Ces résultats démontrent néanmoins que la nouvelle approche pédagogique mise en place il y a cinq ans donne des résultats, affirme Marie-Claude Asselin, directrice générale de la commission scolaire des Premières-Seigneuries (CSPS), qui couvre notamment les secteurs de Charlesbourg, Beauport et la Côte-de-Beaupré. Les progrès sont «considérables», affirme-t-elle.

L’approche privilégiée il y a cinq ans a fait ses preuves aux États-Unis, explique-t-elle. Le modèle de réponse à l’intervention (RAI) mise d’abord sur le dépistage systématique des problèmes de lecture chez les élèves, sur l’utilisation de pratiques pédagogiques dont l’efficacité a été démontrée par la recherche et sur une intervention intensive en petits groupes pour les élèves qui ont le plus de difficulté. Parmi eux, 5% auront besoin d’un suivi en orthopédagogie par la suite, explique Mme Asselin.

Les problèmes de lecture entraînent des difficultés dans les autres matières, rappelle la directrice générale, qui se réjouit que la «très grande majorité» des écoles ait adopté cette approche.
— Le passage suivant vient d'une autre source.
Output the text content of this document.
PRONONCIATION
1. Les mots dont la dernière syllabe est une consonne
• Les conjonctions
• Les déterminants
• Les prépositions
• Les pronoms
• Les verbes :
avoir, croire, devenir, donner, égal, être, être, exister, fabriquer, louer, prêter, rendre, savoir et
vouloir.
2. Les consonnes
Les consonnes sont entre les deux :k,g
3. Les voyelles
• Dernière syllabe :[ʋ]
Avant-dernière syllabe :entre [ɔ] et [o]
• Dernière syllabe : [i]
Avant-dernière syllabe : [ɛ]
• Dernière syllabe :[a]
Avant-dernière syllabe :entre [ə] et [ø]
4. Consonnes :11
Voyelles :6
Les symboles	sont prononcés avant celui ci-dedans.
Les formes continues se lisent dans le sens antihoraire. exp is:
Des conseillers pédagogiques ont été mobilisés pour former des enseignants et certains d’entre eux ont aussi été libérés pour développer des outils et du matériel pour leurs collègues.

La mise en place de cette approche a nécessité des investissements, mais qui n’ont pas coûté une fortune, affirme Mme Asselin. «Oui, on a ajouté des ressources, mais c’est à la portée de toutes les commissions scolaires. Quand on veut mettre en place des changements, il faut donner des conditions facilitantes. Quand on voit les résultats, ça vaut la peine», affirme-t-elle.

Des élèves meilleurs en anglais

Par ailleurs, les résultats sont aussi à la hausse en anglais dans cette commission scolaire. En deuxième secondaire, le taux de réussite en interaction orale dans la langue de Shakespeare a augmenté de 12 points de pourcentage depuis cinq ans, à la suite de mesures mises en place pour intensifier l’enseignement de l’anglais, notamment à la fin du primaire.